My stepdad has had a bereavement. I find it incredibly difficult to pray for him, yet it seems like something I am meant to do. Mostly I try and quickly revert to just wishing he didn't exist and then I feel incredibly guilty for it.

Things are not going well with my spiritual director. I am thinking about other options, while trying to think of what I can bring to this relationship that might be constructive.

I have been talking about all this stuff to a friend of mine who I think would be a wonderful spiritual director, but who isn't in a position to offer formal direction for a number of reasons.

I am cycling a lot and my physical health is mostly good, though I am still very tired.

Gentle Vicar had surgery recently and so we have not had our mid-week said Eucharist since the first week of January. I miss it more than I thought I could; last week I had occasion to be in town at lunchtime on a weekday and went to a service at one of the city churches.
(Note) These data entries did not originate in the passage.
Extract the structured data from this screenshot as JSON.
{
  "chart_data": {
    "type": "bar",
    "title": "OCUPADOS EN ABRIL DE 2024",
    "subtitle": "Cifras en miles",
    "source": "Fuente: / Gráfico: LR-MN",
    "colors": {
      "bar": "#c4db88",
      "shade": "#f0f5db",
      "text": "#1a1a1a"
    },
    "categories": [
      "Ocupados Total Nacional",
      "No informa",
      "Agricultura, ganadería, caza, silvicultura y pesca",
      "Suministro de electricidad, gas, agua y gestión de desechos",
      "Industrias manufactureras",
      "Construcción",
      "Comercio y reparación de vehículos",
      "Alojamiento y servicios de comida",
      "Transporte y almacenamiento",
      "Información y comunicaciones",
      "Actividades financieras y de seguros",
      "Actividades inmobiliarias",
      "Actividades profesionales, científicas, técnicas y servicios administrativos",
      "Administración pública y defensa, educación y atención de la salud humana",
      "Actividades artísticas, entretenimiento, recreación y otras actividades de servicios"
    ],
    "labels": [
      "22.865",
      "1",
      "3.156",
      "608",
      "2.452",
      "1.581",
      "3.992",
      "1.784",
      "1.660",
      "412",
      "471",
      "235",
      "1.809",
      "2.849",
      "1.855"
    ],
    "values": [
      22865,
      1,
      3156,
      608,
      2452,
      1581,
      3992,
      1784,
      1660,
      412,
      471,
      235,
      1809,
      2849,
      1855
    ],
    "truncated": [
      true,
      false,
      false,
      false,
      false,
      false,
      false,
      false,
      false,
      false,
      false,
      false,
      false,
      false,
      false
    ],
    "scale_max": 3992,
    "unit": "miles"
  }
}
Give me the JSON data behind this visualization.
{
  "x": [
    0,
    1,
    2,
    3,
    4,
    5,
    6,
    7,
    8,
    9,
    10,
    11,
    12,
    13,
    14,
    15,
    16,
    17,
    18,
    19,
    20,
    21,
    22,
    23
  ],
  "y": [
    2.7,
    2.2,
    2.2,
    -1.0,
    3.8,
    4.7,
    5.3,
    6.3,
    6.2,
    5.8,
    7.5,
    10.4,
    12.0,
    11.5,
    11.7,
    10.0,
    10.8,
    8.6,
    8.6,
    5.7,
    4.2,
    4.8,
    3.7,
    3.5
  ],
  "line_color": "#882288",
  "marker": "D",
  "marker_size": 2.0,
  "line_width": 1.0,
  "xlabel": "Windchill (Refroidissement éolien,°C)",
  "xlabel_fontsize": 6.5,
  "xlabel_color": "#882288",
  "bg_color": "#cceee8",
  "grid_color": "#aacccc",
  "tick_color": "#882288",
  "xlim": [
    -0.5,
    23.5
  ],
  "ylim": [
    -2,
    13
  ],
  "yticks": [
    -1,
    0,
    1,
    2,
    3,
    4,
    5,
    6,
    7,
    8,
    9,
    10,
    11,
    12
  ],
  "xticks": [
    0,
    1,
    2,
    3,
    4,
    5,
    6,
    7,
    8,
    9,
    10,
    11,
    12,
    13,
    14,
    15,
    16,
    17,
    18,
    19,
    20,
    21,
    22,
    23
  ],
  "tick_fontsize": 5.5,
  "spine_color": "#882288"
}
The sense of unconditional welcome was wonderful. I'm not sure if I need to make a point of doing this more, or just find a way of hanging onto that feeling.

Always at church I am conscious that I am in a certain role, that to be a good organist, to serve this community well, I need to be gentle but firm, kind but truthful, that I need to listen to others, that I need to think before I speak and comment constructively or not at all. Communion is one time when all of that goes away and I am just there as myself, bringing with me all the cares and concerns of friends and community and family, yes -- I don't generally feel like I'm approaching the rail only on my own behalf, it's hard to explain except to say there's only one bread -- but it's a time when I'm there as me, not as The Organist; where I'm not concerned about trying to coordinate anyone else's responses.

The other time is when I'm improvising on the organ after the Communion hymn. Then I'm very much aware of the rest of the community, very much aware that what I do can support or detract from the liturgy, but I'm absorbed in the here-and-now of playing and somehow it works and even though I am quite clearly being The Organist, I am there as me rather than hiding behind a role.

Or maybe I just feel good after receiving Communion.



Or perhaps it comes to the same thing.